We arrived back at the hotel just after 8, right in time for the planned skype conference call I had with my parents and brother to talk about my sister's bat mitzvah. When I arrived, however, I realized that there would be no skype call, because there was no power in Thamel. See, everyday, for a total of 6 hours a day, the Nepali government shuts down the electricity throughout the country beacuse they simply don't have enough. Which is the first of two weird things about Nepal, the second being that their clocks are 15 minutes behind the time zone where the country is located (it took me so long to figure this one out).
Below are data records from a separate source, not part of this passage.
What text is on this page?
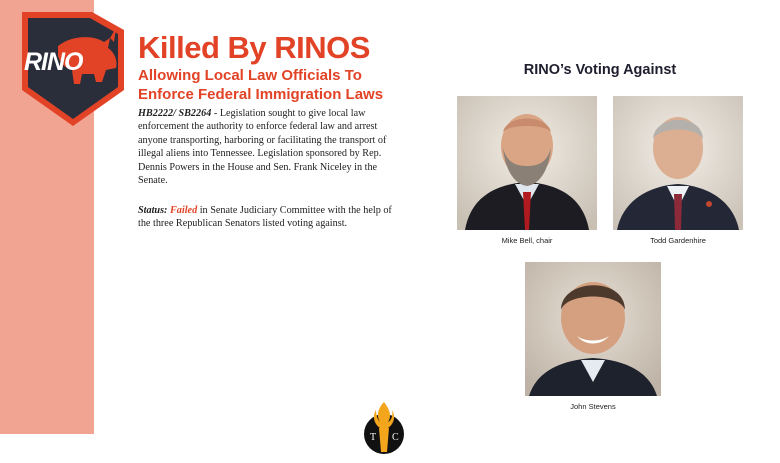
RINO Killed By RINOS
Allowing Local Law Officials To
Enforce Federal Immigration Laws
HB2222/ SB2264 - Legislation sought to give local law enforcement the authority to enforce federal law and arrest anyone transporting, harboring or facilitating the transport of illegal aliens into Tennessee. Legislation sponsored by Rep. Dennis Powers in the House and Sen. Frank Niceley in the Senate.
Status: Failed in Senate Judiciary Committee with the help of the three Republican Senators listed voting against.
RINO’s Voting Against
Mike Bell, chair	Todd Gardenhire
John Stevens
T C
So, now I am in Pokhara, getting ready to go on a 10 day trek tomorrow to the Annapurna Base Camp. It should be an amazing trek, and I am really looking forward to it. So next time we speak, I'll probably be in India!

Here are some pictures of Sam and I with the actor, at dinner with Dixit and his family, with some Japanese friends we met throwing up a hi-hi, and me playing soccer with a few little Nepalese kids at a lunch bus stop today. We started out playing with the ball in our hands, but then the enormous globs of snot on their upper lips started leaking onto the ball, and it was just a huge mess, so I decided soccer would be best. At one point, the bamboo ball we were playing with (I bought it in Thailand) rolled under the van pictured, and a small boy, eager to touch the ball, chased the ball with his head down, and not seeing the parked van, slammed right into its' side. It made such a loud thump! In the US there probably would have been a lawsuit, but in Nepal, everyone just laughed, including the boy, and we kept playing. That's the Nepali way!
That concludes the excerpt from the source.